Myanmar youths browse Facebook at an internet shop in Yangon on Dec. 18, 2018. Facebook has removed hundreds of pages and accounts in Myanmar with hidden links to the military as it seeks to control hate speech and misinformation. (AFP photo)
Myanmar has more freedom of speech than ever before but a lot of online content on social media is divisive or even incendiary, say observers and rights advocates.
For half a century, severe repression sealed citizens in Myanmar off from the outside world and subjected them to relentless propaganda by a ruling military junta. Yet after historic democratic elections in 2015, internet access has been increasing in the country.
Social media engagement has been growing as more citizens take to platforms like Facebook to get their news and voice their views.
However, much online content in Myanmar consists of misinformation and hate speech directed at ethnic and religious minorities, says Zar Chi Oo, an independent analyst who is a member of the international interfaith initiative Harmony Working Group.

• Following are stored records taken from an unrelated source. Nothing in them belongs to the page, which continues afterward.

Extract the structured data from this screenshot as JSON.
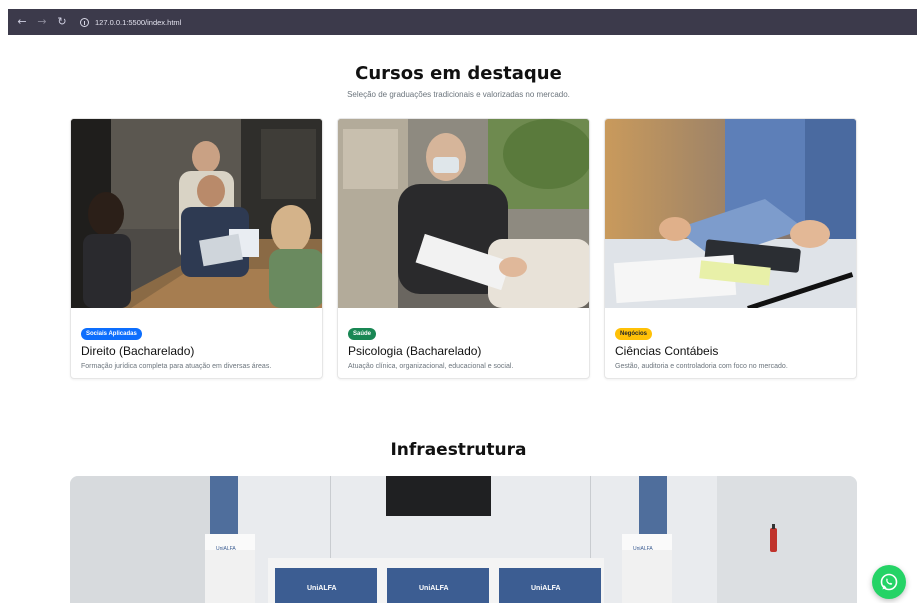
{
  "browser": {
    "back_icon": "arrow-left-icon",
    "forward_icon": "arrow-right-icon",
    "reload_icon": "reload-icon",
    "url": "127.0.0.1:5500/index.html"
  },
  "featured": {
    "title": "Cursos em destaque",
    "subtitle": "Seleção de graduações tradicionais e valorizadas no mercado.",
    "courses": [
      {
        "badge": "Sociais Aplicadas",
        "badge_color": "#0d6efd",
        "title": "Direito (Bacharelado)",
        "description": "Formação jurídica completa para atuação em diversas áreas."
      },
      {
        "badge": "Saúde",
        "badge_color": "#198754",
        "title": "Psicologia (Bacharelado)",
        "description": "Atuação clínica, organizacional, educacional e social."
      },
      {
        "badge": "Negócios",
        "badge_color": "#ffc107",
        "title": "Ciências Contábeis",
        "description": "Gestão, auditoria e controladoria com foco no mercado."
      }
    ]
  },
  "infrastructure": {
    "title": "Infraestrutura",
    "brand_labels": [
      "UniALFA",
      "UniALFA",
      "UniALFA",
      "UniALFA",
      "UniALFA"
    ]
  },
  "whatsapp": {
    "icon": "whatsapp-icon",
    "color": "#25d366"
  }
}
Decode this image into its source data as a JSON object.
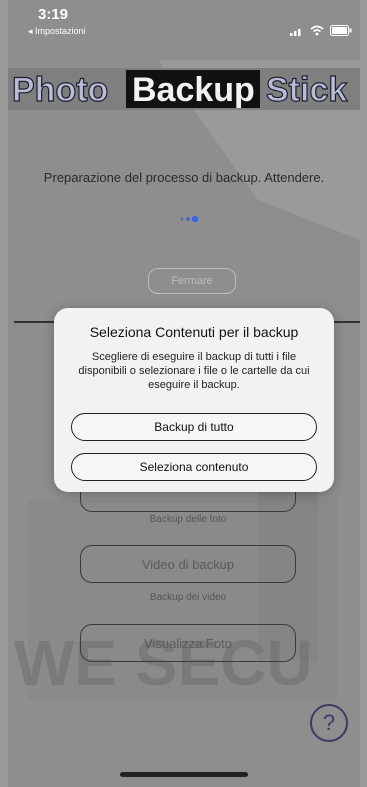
{
  "status_bar": {
    "time": "3:19",
    "back_label": "◂ Impostazioni"
  },
  "logo": {
    "word1": "Photo",
    "word2": "Backup",
    "word3": "Stick"
  },
  "main": {
    "preparing_text": "Preparazione del processo di backup. Attendere.",
    "stop_button": "Fermare",
    "photo_caption": "Backup delle foto",
    "video_button": "Video di backup",
    "video_caption": "Backup dei video",
    "view_button": "Visualizza Foto"
  },
  "watermark": "WE SECU",
  "help_label": "?",
  "dialog": {
    "title": "Seleziona Contenuti per il backup",
    "body": "Scegliere di eseguire il backup di tutti i file disponibili o selezionare i file o le cartelle da cui eseguire il backup.",
    "backup_all_button": "Backup di tutto",
    "select_content_button": "Seleziona contenuto"
  }
}
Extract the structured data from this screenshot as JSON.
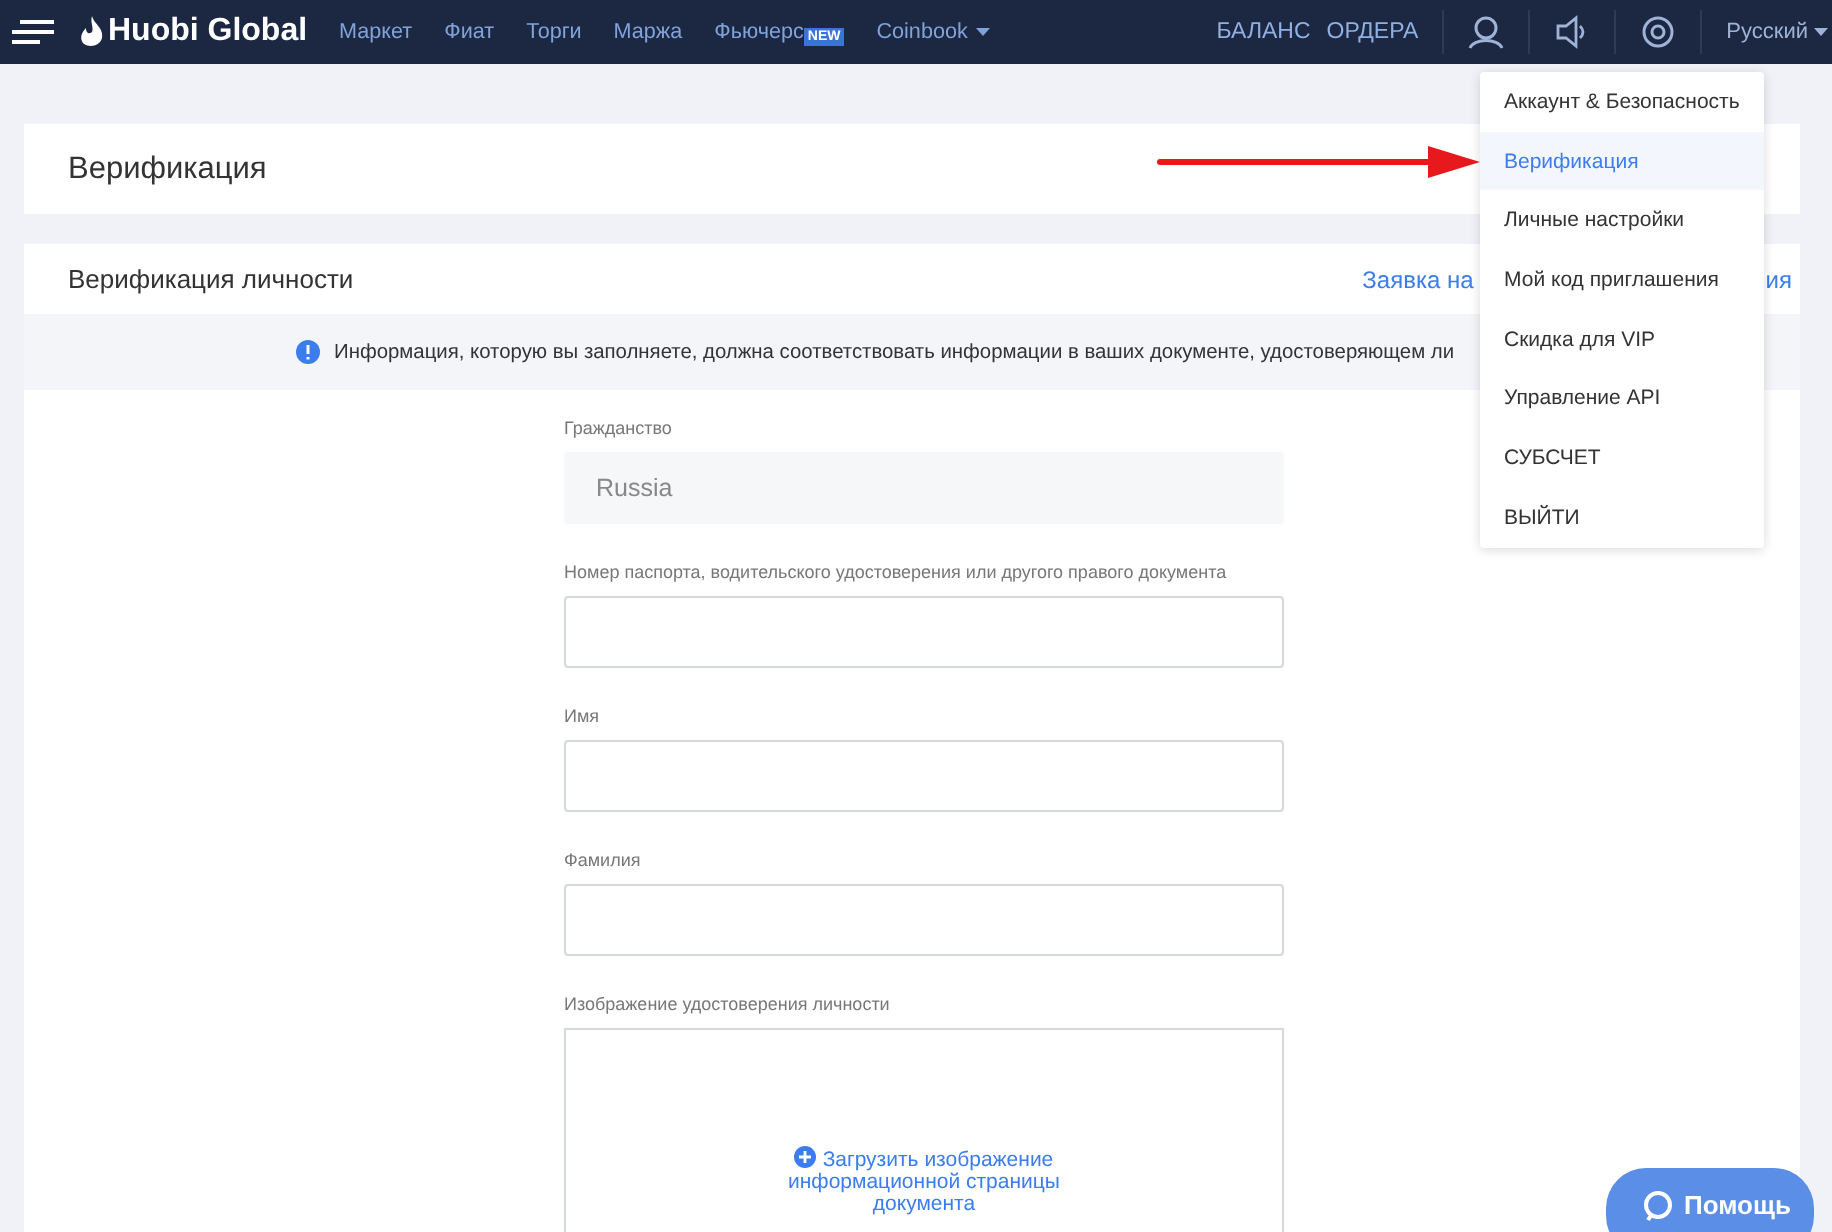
{
  "navbar": {
    "logo": "Huobi Global",
    "links": [
      {
        "label": "Маркет"
      },
      {
        "label": "Фиат"
      },
      {
        "label": "Торги"
      },
      {
        "label": "Маржа"
      },
      {
        "label": "Фьючерс",
        "badge": "NEW"
      },
      {
        "label": "Coinbook",
        "dropdown": true
      }
    ],
    "right_links": [
      "БАЛАНС",
      "ОРДЕРА"
    ],
    "language": "Русский"
  },
  "page_title": "Верификация",
  "section": {
    "title": "Верификация личности",
    "link_start": "Заявка на",
    "link_end": "ия"
  },
  "info_banner": "Информация, которую вы заполняете, должна соответствовать информации в ваших документе, удостоверяющем ли",
  "form": {
    "fields": [
      {
        "label": "Гражданство",
        "value": "Russia",
        "disabled": true
      },
      {
        "label": "Номер паспорта, водительского удостоверения или другого правого документа",
        "disabled": false
      },
      {
        "label": "Имя",
        "disabled": false
      },
      {
        "label": "Фамилия",
        "disabled": false
      }
    ],
    "upload": {
      "label": "Изображение удостоверения личности",
      "action": "Загрузить изображение информационной страницы документа"
    }
  },
  "account_menu": {
    "items": [
      {
        "label": "Аккаунт & Безопасность",
        "selected": false
      },
      {
        "label": "Верификация",
        "selected": true
      },
      {
        "label": "Личные настройки",
        "selected": false
      },
      {
        "label": "Мой код приглашения",
        "selected": false
      },
      {
        "label": "Скидка для VIP",
        "selected": false
      },
      {
        "label": "Управление API",
        "selected": false
      },
      {
        "label": "СУБСЧЕТ",
        "selected": false
      },
      {
        "label": "ВЫЙТИ",
        "selected": false
      }
    ]
  },
  "help_button": "Помощь"
}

“A new wave of information technology is sweeping Myanmar. Our country is just opening up and we’ve been thrown into an ocean of information after 50 years of no information,” she says.
“There is far more diversity of views, which is good, but there’s also a danger because there has been an upsurge in incendiary views that target religious and ethnic groups.”
Much of the incitement on social media, the analyst says, is generated by hard-line Buddhist groups. The subjects of their ire are ethnic and religious minorities, especially the Rohingya, a stateless, predominantly Muslim ethnic group whom many local Buddhists see as foreign interlopers.
In 2016 and 2017, hundreds of thousands of Rohingya were driven from their villages in Rakhine State into neighboring Bangladesh from where they originally migrated to Myanmar decades ago.
In Facebook posts and comments, Zar Chi Oo notes, the Rohingya are routinely depicted as militant Islamists who are seeking to take over parts of the country through armed conflict and soaring birth rates, which will lead to them outnumbering local Buddhists.
“Some groups are stoking fears about a takeover of Rakhine State by the Rohingya,” she says. “I have friends on both sides of the conflict there and it’s disheartening to see how high emotions can run.”
Because the general quality of journalism in Myanmar remains low, many people continue to rely on social media to stay informed about their country, says Myat Thu, who works with the Myanmar Tech Accountability Network and has been monitoring online hate speech.
“The internet can become a powerful tool for disinformation,” Myat Thu says. “You can see a lot of deliberate misinformation online.”
Nationalist and separatist groups alike exploit social media platforms for propaganda purposes, and so does the country’s powerful military. Spamming comments sections on Facebook with targeted messages via fake accounts is one common tactic.
“The government is a big part of the problem,” Myat Thu says. “In the past, the army suppressed all news from outside the country. Nowadays, rather than outright suppress news by the BBC and other foreign news organizations, the military tries to discredit it by branding it fake news.”
Some rights advocates have called for a banning of content deemed hate speech on social media in Myanmar. Yet others don’t see that as an ideal solution.
“The most effective way to address the issue of hate speech is not to ban it or regulate it,” says Wai Phyo Myint, regional outreach manager at the Myanmar Centre for Responsible Business, where she focuses on advocacy and government relations.
“I don’t think it would be a good idea to expect a company like Facebook to take sides in Myanmar. We don’t want or need further restraints on our freedom to speak up. What we need to do is educate the public about the issues honestly.”
Hate speech is an ill-defined, nebulous concept that means different things to different people, says Zar Chi Oo. A heavy-handed attempt at regulating it on social media could do more harm than good, especially in a country like Myanmar where freedom of speech remains limited and precarious.
Robust public debate within Myanmar is essential in the country’s slow and painful transition to a more democratic and equitable society, says Caroline Stover, Asia program officer for Article 19, a British human rights organization that promotes free speech.
“We don’t want to see a new law that allows the government to persecute its critics” under the pretext of rooting out “hate speech,” Stover says. “Further criminalizing speech is not the right way.”
Instead, social media companies like Facebook should enforce their online community standards, which proscribe incitement to violence on their platform. Yet they should not take controversial content down arbitrarily because that could stifle online debate.
“For the first time, people in Myanmar have a voice and that shouldn’t be discounted,” Stover says.